Поехало шесть, вернулось четыре. Проще не скажешь. А дальше ещё проще (хотя, казалось бы, некуда уже):
«Окнов целый день ходил потом расстроенный и даже не хотел ни с кем разговаривать».
В уста сахарные за это расцеловать! Это суть. Я как-то поймал себя на внутренней усмешке при слове «топор». «Зарубили топором» – в этом есть что-то смешное, инфантильное. И я вдруг отчётливо понял: а действительно, смешно! Ведь топор – это «столярный инструмент». Это не нож, не кинжал, не копьё или дубина, наконец не боевой или палаческий топор, сходный с русским топором весьма отдалённо, а просто – «орудие труда», по своей сути совершенно не предназначенное для убийства, нелепое в роли «орудия убийства». Так же нелепое, как отвёртка или молоток. Во-от – молоток. Женское, бытовое оружие, оружие истеричек и сумасшедших. Убежал из психиатрической больницы, а из кармана халата ручка молотка торчит. И взгляд безумный. Подходит к автобусной остановке и тюк молотком одного, тюк другого. (130) И тут, в случае с топором, – обухом кувылк в темечко. Другой побежал, и его – кувылк.

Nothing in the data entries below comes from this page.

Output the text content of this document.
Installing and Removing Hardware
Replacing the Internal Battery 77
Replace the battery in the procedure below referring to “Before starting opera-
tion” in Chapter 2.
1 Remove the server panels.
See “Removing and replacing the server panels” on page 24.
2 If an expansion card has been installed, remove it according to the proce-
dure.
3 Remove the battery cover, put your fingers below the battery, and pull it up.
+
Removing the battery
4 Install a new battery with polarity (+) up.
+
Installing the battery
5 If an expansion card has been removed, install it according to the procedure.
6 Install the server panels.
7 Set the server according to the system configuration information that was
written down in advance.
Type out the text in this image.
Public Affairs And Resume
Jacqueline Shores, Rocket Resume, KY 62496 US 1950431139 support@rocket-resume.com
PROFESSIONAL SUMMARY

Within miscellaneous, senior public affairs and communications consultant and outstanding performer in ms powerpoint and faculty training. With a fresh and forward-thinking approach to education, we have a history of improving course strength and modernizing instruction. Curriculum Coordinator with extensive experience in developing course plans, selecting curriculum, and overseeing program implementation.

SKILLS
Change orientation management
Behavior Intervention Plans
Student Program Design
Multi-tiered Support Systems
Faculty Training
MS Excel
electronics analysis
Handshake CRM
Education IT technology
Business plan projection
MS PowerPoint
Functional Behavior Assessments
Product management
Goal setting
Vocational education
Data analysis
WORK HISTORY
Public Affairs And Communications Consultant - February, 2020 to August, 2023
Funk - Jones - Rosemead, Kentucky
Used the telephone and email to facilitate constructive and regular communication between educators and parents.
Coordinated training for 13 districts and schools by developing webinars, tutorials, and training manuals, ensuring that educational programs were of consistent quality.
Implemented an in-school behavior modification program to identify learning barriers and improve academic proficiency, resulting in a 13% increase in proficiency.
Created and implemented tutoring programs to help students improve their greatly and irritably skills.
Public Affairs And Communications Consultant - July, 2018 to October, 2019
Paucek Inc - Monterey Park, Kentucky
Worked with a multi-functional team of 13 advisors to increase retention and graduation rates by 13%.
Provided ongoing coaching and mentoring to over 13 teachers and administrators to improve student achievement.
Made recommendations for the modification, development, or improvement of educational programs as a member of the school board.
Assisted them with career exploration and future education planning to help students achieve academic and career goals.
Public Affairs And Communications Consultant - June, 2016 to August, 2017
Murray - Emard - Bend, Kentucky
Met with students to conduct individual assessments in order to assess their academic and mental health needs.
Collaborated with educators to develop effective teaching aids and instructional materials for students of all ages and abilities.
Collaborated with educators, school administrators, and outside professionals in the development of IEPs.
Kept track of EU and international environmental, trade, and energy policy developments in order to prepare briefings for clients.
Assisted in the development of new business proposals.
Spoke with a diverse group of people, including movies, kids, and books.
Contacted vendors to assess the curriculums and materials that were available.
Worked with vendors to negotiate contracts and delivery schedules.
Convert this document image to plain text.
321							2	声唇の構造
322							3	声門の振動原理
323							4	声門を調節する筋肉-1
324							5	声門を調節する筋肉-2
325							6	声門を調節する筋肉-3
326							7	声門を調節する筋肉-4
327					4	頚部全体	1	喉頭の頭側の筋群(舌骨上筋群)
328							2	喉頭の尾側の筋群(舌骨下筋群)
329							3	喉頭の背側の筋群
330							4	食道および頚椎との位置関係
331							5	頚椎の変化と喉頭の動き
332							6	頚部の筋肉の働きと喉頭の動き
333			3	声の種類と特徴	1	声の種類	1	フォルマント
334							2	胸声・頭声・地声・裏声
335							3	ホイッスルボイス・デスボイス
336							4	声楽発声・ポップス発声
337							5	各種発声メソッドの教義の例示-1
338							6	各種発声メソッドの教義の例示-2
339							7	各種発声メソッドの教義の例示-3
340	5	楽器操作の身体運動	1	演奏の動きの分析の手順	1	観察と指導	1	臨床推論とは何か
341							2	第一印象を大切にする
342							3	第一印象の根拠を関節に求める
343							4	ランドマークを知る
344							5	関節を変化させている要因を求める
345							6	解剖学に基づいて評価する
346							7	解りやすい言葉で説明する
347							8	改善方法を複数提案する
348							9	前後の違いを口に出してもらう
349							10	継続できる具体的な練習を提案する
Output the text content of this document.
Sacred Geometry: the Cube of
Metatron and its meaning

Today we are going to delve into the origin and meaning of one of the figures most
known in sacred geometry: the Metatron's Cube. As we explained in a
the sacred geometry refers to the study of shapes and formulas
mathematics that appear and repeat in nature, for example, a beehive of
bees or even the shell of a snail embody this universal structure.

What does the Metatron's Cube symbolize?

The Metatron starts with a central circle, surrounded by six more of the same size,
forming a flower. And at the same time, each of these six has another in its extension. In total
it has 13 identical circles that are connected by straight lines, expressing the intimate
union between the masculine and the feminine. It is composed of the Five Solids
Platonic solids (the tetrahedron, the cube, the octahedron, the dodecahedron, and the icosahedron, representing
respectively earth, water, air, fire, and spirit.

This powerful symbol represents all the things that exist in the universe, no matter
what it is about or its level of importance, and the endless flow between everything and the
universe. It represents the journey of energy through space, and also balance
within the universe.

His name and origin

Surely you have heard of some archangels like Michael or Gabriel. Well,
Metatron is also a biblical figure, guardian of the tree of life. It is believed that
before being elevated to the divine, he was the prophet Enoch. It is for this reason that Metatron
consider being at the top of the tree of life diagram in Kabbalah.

Шли в лес по дрова вшестером, вернулись – вчетвером. Широков и Каблуков погибли на лесозаготовках. Их потеряли, забыли. А потом: стойте, да с нами, КАЖИСЬ, ещё двое были. Баба везёт дочку на санках, приходит домой, глядь, а санки-то пустые. «Ой, да я, кажись, с Машкой была, где Машка-то?» А Машку уже под лёд затянуло. Везла санки по льду, она в прорубь и свалилась. И тут дома дела: печку надо растопить, Машке той же щи готовить. И некогда думать и чего-то думать скушно. И баба давай горшками греметь. А может быть, и не было никакой Машки-то.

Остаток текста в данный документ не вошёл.